Quote:
Originally Posted by plaaynde
Was waiting for this. Let´s start *
*again
i cannot get over the timeline that everyone so blindly believes. let me recap:
1961: USA's space exploration totals 15 manned minutes in low earth orbit
1961-1968: NASA scientists work diligently to create, from scratch, the most sophisticated technology ever dreamt by man (spacesuits, Saturn V rocket, lunar orbiter, etc)
1969-1972: USA sends 7 manned missions to the moon (6 land on the moon and return safely while one of them becomes a Tom Hanks
movie)
These missions manage to successfully leave Earths atmosphere, zip 200k+ miles to the moon's orbit, deploy a Lunar Module to safely land 69 miles below on the surface of the moon and then the Module is able to blast off the surface of the moon days later and reconnect with the Command Module which was orbiting the moon at around 4,000 mph.

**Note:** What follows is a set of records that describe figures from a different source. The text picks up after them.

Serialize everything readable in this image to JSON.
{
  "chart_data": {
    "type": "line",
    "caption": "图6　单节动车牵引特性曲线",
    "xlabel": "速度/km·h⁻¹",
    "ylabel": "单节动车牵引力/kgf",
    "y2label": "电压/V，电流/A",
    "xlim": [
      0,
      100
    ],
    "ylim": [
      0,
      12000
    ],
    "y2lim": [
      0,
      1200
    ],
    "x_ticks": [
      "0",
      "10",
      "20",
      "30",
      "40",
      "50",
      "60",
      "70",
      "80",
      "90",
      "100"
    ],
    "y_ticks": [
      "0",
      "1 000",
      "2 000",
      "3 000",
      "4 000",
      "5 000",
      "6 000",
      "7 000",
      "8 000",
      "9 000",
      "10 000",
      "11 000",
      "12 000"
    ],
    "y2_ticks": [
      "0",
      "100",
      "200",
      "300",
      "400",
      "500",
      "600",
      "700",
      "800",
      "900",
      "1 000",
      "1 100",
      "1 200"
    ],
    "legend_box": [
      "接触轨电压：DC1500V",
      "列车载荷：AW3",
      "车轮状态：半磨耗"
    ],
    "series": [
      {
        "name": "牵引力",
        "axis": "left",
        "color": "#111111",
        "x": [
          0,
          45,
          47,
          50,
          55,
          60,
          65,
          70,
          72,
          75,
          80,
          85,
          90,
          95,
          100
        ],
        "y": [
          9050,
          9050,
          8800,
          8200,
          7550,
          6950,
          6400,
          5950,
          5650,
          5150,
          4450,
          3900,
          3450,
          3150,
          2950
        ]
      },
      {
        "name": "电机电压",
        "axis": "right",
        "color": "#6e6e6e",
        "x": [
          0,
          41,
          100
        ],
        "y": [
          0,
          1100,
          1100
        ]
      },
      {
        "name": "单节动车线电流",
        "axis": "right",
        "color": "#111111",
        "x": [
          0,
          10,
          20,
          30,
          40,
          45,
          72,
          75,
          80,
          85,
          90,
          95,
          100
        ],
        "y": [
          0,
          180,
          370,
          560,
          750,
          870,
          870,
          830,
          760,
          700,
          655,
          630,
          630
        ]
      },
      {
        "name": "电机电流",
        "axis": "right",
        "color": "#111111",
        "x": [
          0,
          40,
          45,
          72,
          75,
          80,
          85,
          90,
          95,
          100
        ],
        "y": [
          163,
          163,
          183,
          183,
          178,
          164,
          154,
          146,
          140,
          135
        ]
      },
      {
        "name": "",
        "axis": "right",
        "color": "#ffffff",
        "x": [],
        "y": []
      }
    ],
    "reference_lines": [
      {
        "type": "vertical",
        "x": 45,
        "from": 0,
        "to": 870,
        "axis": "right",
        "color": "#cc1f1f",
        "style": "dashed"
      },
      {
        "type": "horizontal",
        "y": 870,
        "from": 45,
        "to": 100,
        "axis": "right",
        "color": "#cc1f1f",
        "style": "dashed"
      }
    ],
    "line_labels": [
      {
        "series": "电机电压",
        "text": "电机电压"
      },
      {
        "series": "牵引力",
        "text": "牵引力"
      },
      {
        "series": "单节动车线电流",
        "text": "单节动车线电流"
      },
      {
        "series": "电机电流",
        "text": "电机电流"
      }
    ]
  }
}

We are to believe that they nailed this mission 6 times in 7 attempts (in outer space mind you) where as it took thousands of trials and errors on Earth to even get into Earth's orbit.
This all really sits well in your mind? w/ 60s technology? developed in < 8 years? in the 60s?!
EIGHT YEARS. not bad considering it took Stars 3 years to implement "auto add-on". In 5 more years maybe Stars will have moon landing software ;-)
Consider this peculiar fact: in order to reach the surface of the Moon from the surface of the Earth, the Apollo astronauts would have had to travel a minimum of 234,000 miles*. Since the last Apollo flight allegedly returned from the Moon in 1972, the furthest that any astronaut from any country has traveled from the surface of the Earth is about 400 miles. And very few have even gone that far. The primary components of the current U.S. space program – the space shuttles, the space station, and the Hubble Telescope – operate at an orbiting altitude of about 200 miles.
(*NASA gives the distance from the center of Earth to the center of the Moon as 239,000 miles. Since the Earth has a radius of about 4,000 miles and the Moon’s radius is roughly 1,000 miles, that leaves a surface-to-surface distance of 234,000 miles. The total distance traveled during the alleged missions, including Earth and Moon orbits, ranged from 622,268 miles for Apollo 13 to 1,484,934 miles for Apollo 17. All on a single tank of gas.)